The middleware writes headers BEFORE calling next.ServeHTTP, so the downstream handler may overwrite any header it manages explicitly (e.g. a route that needs a custom CSP).

Example: 

router.Use(core.SecurityHeadersMiddleware(nil))

cfg := core.DefaultSecurityHeadersConfig()
cfg.ContentSecurityPolicy = "default-src 'self'"
router.Use(core.SecurityHeadersMiddleware(&cfg))

func SetCustomIDGenerator 

func SetCustomIDGenerator(generator IDGeneratorFunc)

SetCustomIDGenerator sets a custom ID generation function.

This automatically switches the ID strategy to IDStrategyCustom. The provided function will be called every time GenerateID() is invoked.

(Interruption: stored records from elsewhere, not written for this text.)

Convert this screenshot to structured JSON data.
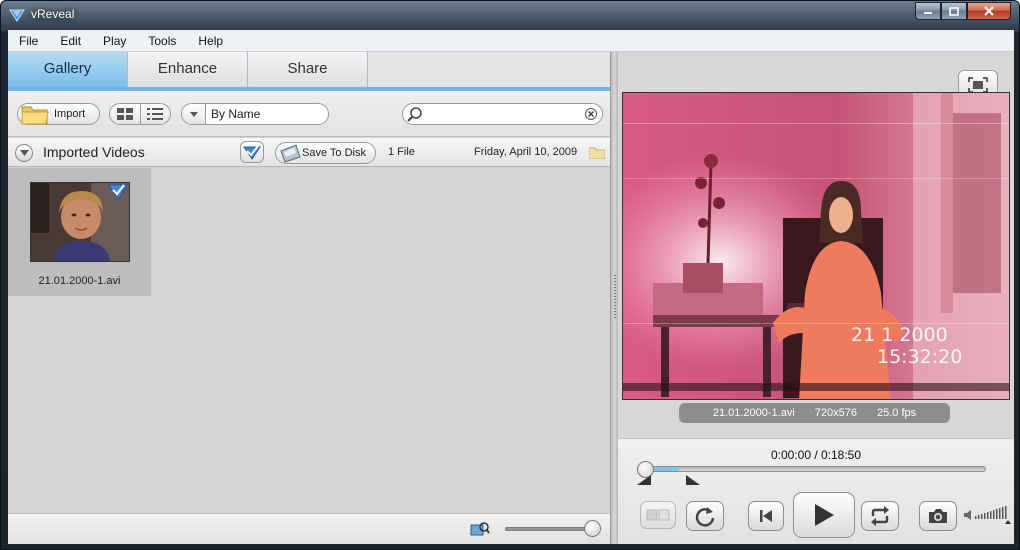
{
  "window": {
    "title": "vReveal"
  },
  "menu": [
    "File",
    "Edit",
    "Play",
    "Tools",
    "Help"
  ],
  "tabs": [
    "Gallery",
    "Enhance",
    "Share"
  ],
  "toolbar": {
    "import_label": "Import",
    "sort_value": "By Name",
    "search_placeholder": ""
  },
  "group": {
    "title": "Imported Videos",
    "save_label": "Save To Disk",
    "file_count": "1 File",
    "date": "Friday, April 10, 2009"
  },
  "gallery_items": [
    {
      "label": "21.01.2000-1.avi",
      "selected": true
    }
  ],
  "preview": {
    "filename": "21.01.2000-1.avi",
    "resolution": "720x576",
    "fps": "25.0 fps",
    "overlay_date": "21 1 2000",
    "overlay_time": "15:32:20"
  },
  "playback": {
    "timecode": "0:00:00 / 0:18:50",
    "position_fraction": 0.0,
    "marked_fraction": 0.11
  },
  "zoom_fraction": 1.0,
  "colors": {
    "accent": "#6fb4e3",
    "active_tab": "#7cbde8"
  },
  "icons": [
    "app-logo-icon",
    "folder-icon",
    "grid-view-icon",
    "list-view-icon",
    "chevron-down-icon",
    "search-icon",
    "clear-icon",
    "checkmark-icon",
    "disk-icon",
    "fullscreen-icon",
    "rotate-icon",
    "previous-icon",
    "play-icon",
    "loop-icon",
    "camera-icon",
    "volume-icon"
  ]
}
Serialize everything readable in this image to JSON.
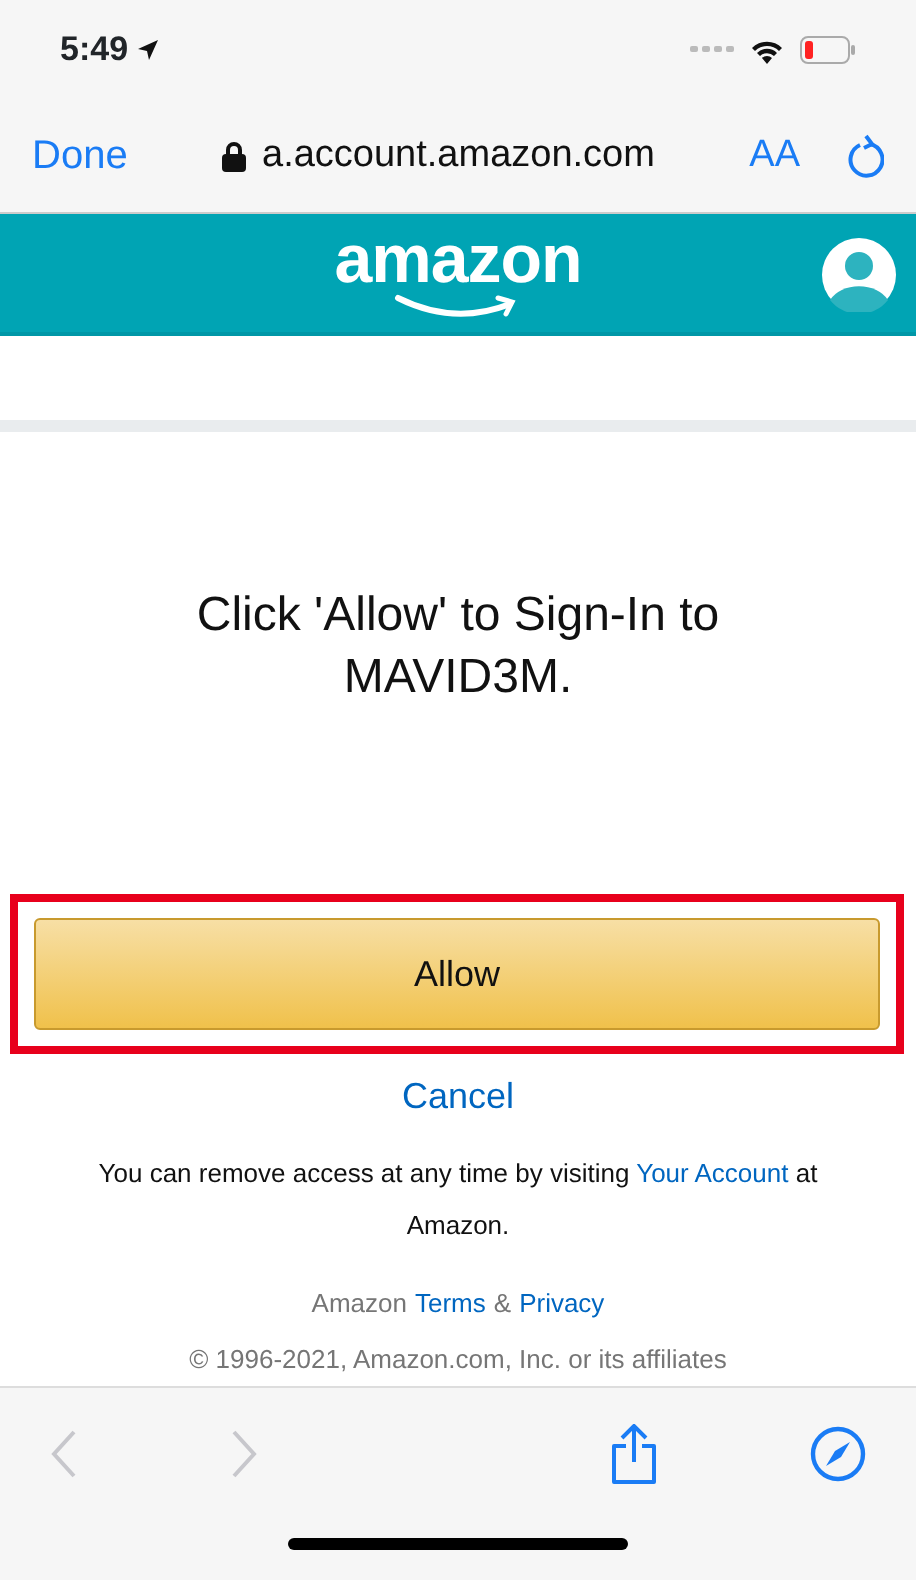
{
  "status_bar": {
    "time": "5:49"
  },
  "browser_bar": {
    "done": "Done",
    "url": "a.account.amazon.com",
    "text_size": "AA"
  },
  "header": {
    "logo": "amazon"
  },
  "prompt": "Click 'Allow' to Sign-In to MAVID3M.",
  "allow_button": {
    "label": "Allow",
    "highlighted": true
  },
  "cancel_link": "Cancel",
  "notice": {
    "before": "You can remove access at any time by visiting",
    "link": "Your Account",
    "after": "at Amazon."
  },
  "footer": {
    "brand": "Amazon",
    "terms": "Terms",
    "amp": "&",
    "privacy": "Privacy",
    "copyright": "© 1996-2021, Amazon.com, Inc. or its affiliates"
  },
  "toolbar": [
    {
      "kind": "back",
      "disabled": true
    },
    {
      "kind": "forward",
      "disabled": true
    },
    {
      "kind": "share",
      "disabled": false
    },
    {
      "kind": "compass",
      "disabled": false
    }
  ]
}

Your custom generator should:

  • Return unique IDs (collision-free)
  • Be thread-safe if called concurrently
  • Generate IDs quickly (called frequently)

Example (using KSUID): 

import "github.com/segmentio/ksuid"
core.SetCustomIDGenerator(func() string {
	return ksuid.New().String()
})

Example (using database sequences - NOT recommended for distributed systems): 

var counter uint64
core.SetCustomIDGenerator(func() string {
	return fmt.Sprintf("%d", atomic.AddUint64(&counter, 1))
})

func SetHTTPLogger 

func SetHTTPLogger(l HTTPLogger)

SetHTTPLogger sets the logger for HTTP helpers. If set, WriteJSON will log JSON encoding errors instead of silently failing.

Example: 

core.SetHTTPLogger(myZapLogger)

func SetIDStrategy 

func SetIDStrategy(strategy IDStrategy)

SetIDStrategy sets the global ID generation strategy for the application.

This should be called during application initialization, before any IDs are generated. Changing the strategy after IDs have been generated may cause inconsistent ID formats.

Example: 

// Switch to UUID v4
core.SetIDStrategy(core.IDStrategyUUID)

// Use ULID (default)
core.SetIDStrategy(core.IDStrategyULID)

func SetPluginValue 

func SetPluginValue(ctx context.Context, key string, value any)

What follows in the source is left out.